Thursday, October 24, 2013

Raising Oysters in Baltimore's Inner Harbor to Engage the Community

This article from the Baltimore Sun highlights how another city is engaging people in its waterfront through the use of oysters. Mass Oyster has been able to initiate a smaller educational initiative at the New England Aquarium, but there is a larger opportunity to give people an opportunity to become caretakers of a portion of the Harbor.  Think about it, that thin skim of oil around the dock is going to be of a lot greater concern if you are hosting 100 oysters for the Summer. 

 



volunteer Baltimore Maryland Inner Harbor Oyster
Mikey Francis, a senior at Digital Harbor




Planting time in Baltimore harbor

Students, adult volunteers raise oysters to help ailing Patapsco

October 15, 2013|Tim Wheeler
 

Baltimore's harbor may be too funky for swimming or fishing, but maybe a little gardening can help.
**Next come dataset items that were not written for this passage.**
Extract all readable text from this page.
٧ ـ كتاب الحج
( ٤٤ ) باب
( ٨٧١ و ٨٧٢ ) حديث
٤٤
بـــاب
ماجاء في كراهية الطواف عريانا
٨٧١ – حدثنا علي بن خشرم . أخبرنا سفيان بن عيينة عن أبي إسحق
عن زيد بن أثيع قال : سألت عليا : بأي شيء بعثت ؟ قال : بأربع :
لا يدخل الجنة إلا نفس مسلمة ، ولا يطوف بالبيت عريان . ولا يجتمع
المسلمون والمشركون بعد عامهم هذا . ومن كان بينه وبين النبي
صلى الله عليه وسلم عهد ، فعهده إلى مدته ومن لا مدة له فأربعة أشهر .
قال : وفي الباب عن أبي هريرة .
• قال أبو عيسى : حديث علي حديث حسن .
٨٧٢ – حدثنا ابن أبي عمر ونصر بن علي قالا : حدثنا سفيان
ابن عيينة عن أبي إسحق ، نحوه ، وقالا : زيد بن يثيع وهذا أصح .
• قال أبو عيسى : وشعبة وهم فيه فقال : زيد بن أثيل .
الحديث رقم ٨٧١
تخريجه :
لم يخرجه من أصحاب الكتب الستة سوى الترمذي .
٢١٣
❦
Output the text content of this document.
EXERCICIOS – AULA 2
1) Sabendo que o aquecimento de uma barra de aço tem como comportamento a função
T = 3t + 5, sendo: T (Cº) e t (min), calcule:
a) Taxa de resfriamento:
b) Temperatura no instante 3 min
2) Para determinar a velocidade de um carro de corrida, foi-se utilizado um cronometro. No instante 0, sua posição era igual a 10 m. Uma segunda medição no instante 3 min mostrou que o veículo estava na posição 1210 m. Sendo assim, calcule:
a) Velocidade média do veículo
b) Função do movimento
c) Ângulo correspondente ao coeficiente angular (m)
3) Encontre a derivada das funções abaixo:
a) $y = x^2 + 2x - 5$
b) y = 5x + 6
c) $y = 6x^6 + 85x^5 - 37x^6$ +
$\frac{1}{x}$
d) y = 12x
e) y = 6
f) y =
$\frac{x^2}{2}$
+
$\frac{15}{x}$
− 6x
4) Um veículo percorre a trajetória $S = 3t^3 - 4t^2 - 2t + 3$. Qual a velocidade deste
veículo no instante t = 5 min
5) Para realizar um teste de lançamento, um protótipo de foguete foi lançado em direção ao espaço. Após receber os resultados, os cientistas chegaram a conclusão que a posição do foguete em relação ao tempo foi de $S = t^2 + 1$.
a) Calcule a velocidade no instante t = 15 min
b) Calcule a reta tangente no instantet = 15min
Students from two city schools and some adult volunteers gathered at the National Aquarium Tuesday to "plant" some oysters in the Inner Harbor - not for eating but to try to improve the health of the ailing water body
 
"This is the first time anyone has tried planting this number of oysters in the Inner Harbor," said Adam Lindquist, coordinator of the Healthy Harbor campaign, an ambitious initiative aimed at making the Northwest and Middle branches of the Patapsco River swimmable and fishable by 2020.
 
map of Patapsco River in Maryland
Map of Patapsco River emptying into Baltimore Harbor
 
 
It's not the first oyster "garden" started in the harbor, but it's a step up from the small classroom projects performed to date. The 10 cages of baby oysters put in the dark water by the USS Torsk submarine today are the first wave of what is expected to be about 37,000 bivalves planted in five spots around the harbor this fall.
 
They're to be tended through the fall and winter by volunteers from several businesses that are members of the Waterfront Partnership, a sponsor of the Healthy Harbor campaign and the oyster gardening effort. The partnership teamed up with the Chesapeake Bay Foundation, which has been coordinating oyster gardening elsewhere around the bay and furnished the oysters, cages and technical know-how for this project. "Businesses have always been very supportive of the Healthy Harbor initiative," Lindquist said. "They've been asking us for opportunities to do more than go out one time a year and plant trees around the harbor."
 
Youngsters from the Green School, an elementary in Northeast Baltimore, attended the kickoff to explain how oysters help clean the water and support fish and other aquatic life. Fifth grader Ellie Cohen said she and her classmates had raised oysters in the harbor at the Living Classroom Foundation in Fells Point and took field trips to learn how the bivalves help the bay by filtering water.
 
"We had to dissect them in class," she said, adding that after that experience she's lost all interest in ever eating one.
 
Older students from Digital Harbor High School helped the adult volunteers assemble the wire cages in which the baby oysters are to be raised.  One of those on hand to try her hand at gardening was Rachel Duncan, who works nearby at the Constellation Energy offices on Pratt Street.
 
"This is my first exposure to oysters besides eating them,'' said Duncan, who's originally from Austin, Tex. "I learned a lot from the kids."
 
Other businesses whose employees volunteered included Brown Advisory, Legg Mason and T. Rowe Price. The adult volunteers will be expected to go out every month and clean the cages off.  After nine months, the cages will be pulled up one last time and the bivalves transferred to an underwater oyster sanctuary by Fort Carroll in the mouth of the Patapsco River.
 
The first oyster cages were placed just a short distance from a batch of floating wetlands the Waterfront Partnership also had built and placed.
 
This is just like the floating wetlands," Lindquist said.  "It’s a great way to engage people and the public about the value of the harbor and the ecosystem that is there if you just give it a chance."
 
Just as with the wetland floats, Lindquist said he expected the oyster cages will attract fish and other aquatic creatures and help soak up some of the nutrients in the harbor water that contribute to its warm-weather algae blooms. But he said he and other leaders of the cleanup effort were under no illusions about the impact of such demonstrations on the harbor, one of the most polluted spots in the entire bay.
 
"The bottom line is no amount of floating wetlands and no amount of oyster cages is going to make our harbor swimmable," he said. "The ultimate solution," he said, requires dealing with polluted runoff from city and suburban streets and parking lots, cleaning up the trash in the water and fixing the region's leaky sewage system.